顯然,對方這是要用疲敵之策,用這般襲擾的方式讓己方無法正常休息,等到明日交戰之時,己方士兵就無法完全發揮戰力。果然是好險惡的用心,那韓恂果然是名不虛傳。作為自己的對手。還真是讓人頭疼。
“傳令下去,讓巡夜的士兵加強警戒;斥候小隊加強查探範圍,延伸至方圓十裏範圍之內。一旦發現敵軍,立即發來信號;另外,讓騎兵隊做好準備,隨時出擊。若是敵方再次出現,定要讓他們有來無回。”
敵方要疲憊己方士兵,肯定不會讓二萬大軍出現,隻會用小股人馬來騷擾。而隻有這麼點的敵人,騎兵也就沒什麼好擔心的,隨時都可以出戰。
“轟隆隆!”
“殺!”
“殺啊!”
當盧覽又一次準備睡下之時。喊殺聲又一次響起。隻不過一刻鍾的時間,聲音便消隱無蹤。
“怎麼回事?騎兵難道沒有出動。為何沒有消滅敵軍?”
當得知對方又成功的騷擾逃走之後,盧覽頓時忍不住怒喝起來。他先前就已經下令讓騎兵候命。以騎兵的速度追趕對方,按理來說是輕而易舉。可是,自己麾下的士兵又給了他一個不好的消息。
“啟稟將軍,敵軍這一次出動了數百的騎兵前來襲擾。隻是呐喊了一番便跑走了,騎兵雖然出動了,卻也找不到敵軍的蹤影。”

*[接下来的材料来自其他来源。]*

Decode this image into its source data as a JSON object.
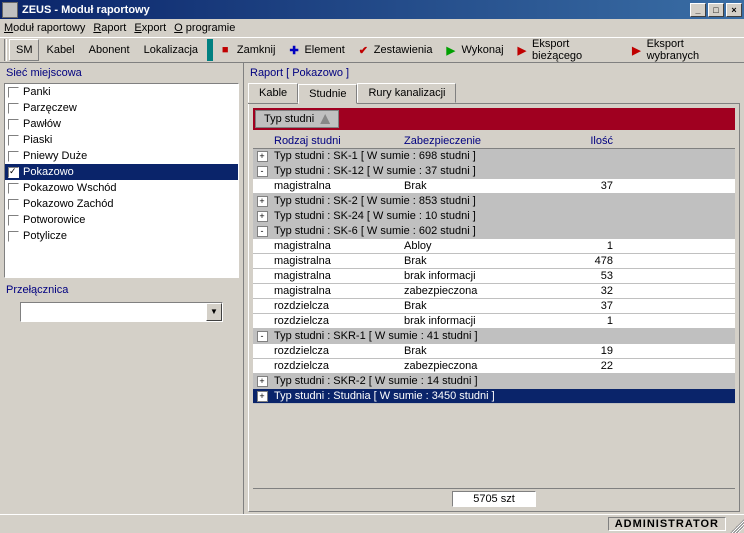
{
  "window": {
    "title": "ZEUS - Moduł raportowy"
  },
  "menu": {
    "items": [
      "Moduł raportowy",
      "Raport",
      "Export",
      "O programie"
    ]
  },
  "toolbar": {
    "nav": [
      "SM",
      "Kabel",
      "Abonent",
      "Lokalizacja"
    ],
    "actions": [
      {
        "label": "Zamknij",
        "icon": "close",
        "color": "#c00000"
      },
      {
        "label": "Element",
        "icon": "plus",
        "color": "#0000c0"
      },
      {
        "label": "Zestawienia",
        "icon": "check",
        "color": "#c00000"
      },
      {
        "label": "Wykonaj",
        "icon": "play",
        "color": "#00a000"
      },
      {
        "label": "Eksport bieżącego",
        "icon": "export",
        "color": "#c00000"
      },
      {
        "label": "Eksport wybranych",
        "icon": "export",
        "color": "#c00000"
      }
    ]
  },
  "left": {
    "network_label": "Sieć miejscowa",
    "items": [
      {
        "label": "Panki",
        "checked": false,
        "selected": false
      },
      {
        "label": "Parzęczew",
        "checked": false,
        "selected": false
      },
      {
        "label": "Pawłów",
        "checked": false,
        "selected": false
      },
      {
        "label": "Piaski",
        "checked": false,
        "selected": false
      },
      {
        "label": "Pniewy Duże",
        "checked": false,
        "selected": false
      },
      {
        "label": "Pokazowo",
        "checked": true,
        "selected": true
      },
      {
        "label": "Pokazowo Wschód",
        "checked": false,
        "selected": false
      },
      {
        "label": "Pokazowo Zachód",
        "checked": false,
        "selected": false
      },
      {
        "label": "Potworowice",
        "checked": false,
        "selected": false
      },
      {
        "label": "Potylicze",
        "checked": false,
        "selected": false
      }
    ],
    "switch_label": "Przełącznica",
    "combo_value": ""
  },
  "right": {
    "report_prefix": "Raport",
    "report_name": "[ Pokazowo ]",
    "tabs": [
      {
        "label": "Kable",
        "active": false
      },
      {
        "label": "Studnie",
        "active": true
      },
      {
        "label": "Rury kanalizacji",
        "active": false
      }
    ],
    "group_header": "Typ studni",
    "columns": [
      "Rodzaj studni",
      "Zabezpieczenie",
      "Ilość"
    ],
    "rows": [
      {
        "type": "group",
        "exp": "+",
        "label": "Typ studni : SK-1 [ W sumie : 698 studni ]"
      },
      {
        "type": "group",
        "exp": "-",
        "label": "Typ studni : SK-12 [ W sumie : 37 studni ]"
      },
      {
        "type": "data",
        "c1": "magistralna",
        "c2": "Brak",
        "c3": "37"
      },
      {
        "type": "group",
        "exp": "+",
        "label": "Typ studni : SK-2 [ W sumie : 853 studni ]"
      },
      {
        "type": "group",
        "exp": "+",
        "label": "Typ studni : SK-24 [ W sumie : 10 studni ]"
      },
      {
        "type": "group",
        "exp": "-",
        "label": "Typ studni : SK-6 [ W sumie : 602 studni ]"
      },
      {
        "type": "data",
        "c1": "magistralna",
        "c2": "Abloy",
        "c3": "1"
      },
      {
        "type": "data",
        "c1": "magistralna",
        "c2": "Brak",
        "c3": "478"
      },
      {
        "type": "data",
        "c1": "magistralna",
        "c2": "brak informacji",
        "c3": "53"
      },
      {
        "type": "data",
        "c1": "magistralna",
        "c2": "zabezpieczona",
        "c3": "32"
      },
      {
        "type": "data",
        "c1": "rozdzielcza",
        "c2": "Brak",
        "c3": "37"
      },
      {
        "type": "data",
        "c1": "rozdzielcza",
        "c2": "brak informacji",
        "c3": "1"
      },
      {
        "type": "group",
        "exp": "-",
        "label": "Typ studni : SKR-1 [ W sumie : 41 studni ]"
      },
      {
        "type": "data",
        "c1": "rozdzielcza",
        "c2": "Brak",
        "c3": "19"
      },
      {
        "type": "data",
        "c1": "rozdzielcza",
        "c2": "zabezpieczona",
        "c3": "22"
      },
      {
        "type": "group",
        "exp": "+",
        "label": "Typ studni : SKR-2 [ W sumie : 14 studni ]"
      },
      {
        "type": "group",
        "exp": "+",
        "label": "Typ studni : Studnia [ W sumie : 3450 studni ]",
        "selected": true
      }
    ],
    "footer_total": "5705 szt"
  },
  "status": {
    "user": "ADMINISTRATOR"
  },
  "colors": {
    "titlebar_start": "#0a246a",
    "titlebar_end": "#3a6ea5",
    "panel_accent": "#000080",
    "group_header_bg": "#a00020",
    "selection_bg": "#0a246a",
    "face": "#d4d0c8"
  }
}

聞言,盧覽的臉色更黑了,對方顯然打算跟他們消耗了,連襲擾都是派出騎兵前來。如此的話,己方的騎兵根本追不上對方,除非設下埋伏,將敵軍引到埋伏點,讓他們再也逃不了。可是,對方就是來襲擾己方,想要把己方的大軍引誘到對方的埋伏點,又豈會中了己方的埋伏?
“繼續加強警戒,但有敵軍動靜,立即彙報!”
盧覽咬著牙,惡狠狠的說道。對方前來騷擾每次就派那麼點人,己方大軍又無法全部出動。若是什麼戰果都沒有,隻會讓己方的兵馬出現更多的恐懼感,那樣就不妙了。可是,敵軍的騷擾卻又是不得不防,一旦敵軍是真的進攻,到時候想要反應就有些難了。因此,盧覽隻能讓大軍做好隨時出戰的準備,畢竟對方有兩萬的兵馬,若是被對方給襲擊成功,反而會讓己方落入不妙的勁敵。
下達完命令,盧覽便跑回自己的營帳躺下,他倒要看看對方有多少精力,要這麼跟他消耗。隻是讓盧覽要吐血的是,一直過了許久,對方的騷擾便再也沒有露過臉。
“可恨!”
伴隨著低罵聲,盧覽也不知道自己什麼時候睡去。
“咚咚咚!”
“殺啊!”
“生擒敵方將領,賞金百兩!衝啊!”
盧覽還在睡夢之中,夢到自己打敗了韓恂,並且生擒了韓恂,自此得到公孫續的賞識,一路高遷,夢中正夢到自己左擁右抱,好不得意之時,卻是被沉悶的鼓聲給敲響。很明顯的,這個鼓聲並非是來自己方軍營,而是對方軍營之中。
“不好,敵軍要進攻了!”
如今正是寅時,一個人睡眠最沉之時,看來對方這一次是真的要進攻了。當下,盧覽從草席上一個翻身,飛快的將各方將領給召集,準備麵對敵方的大舉進攻。(未完待續)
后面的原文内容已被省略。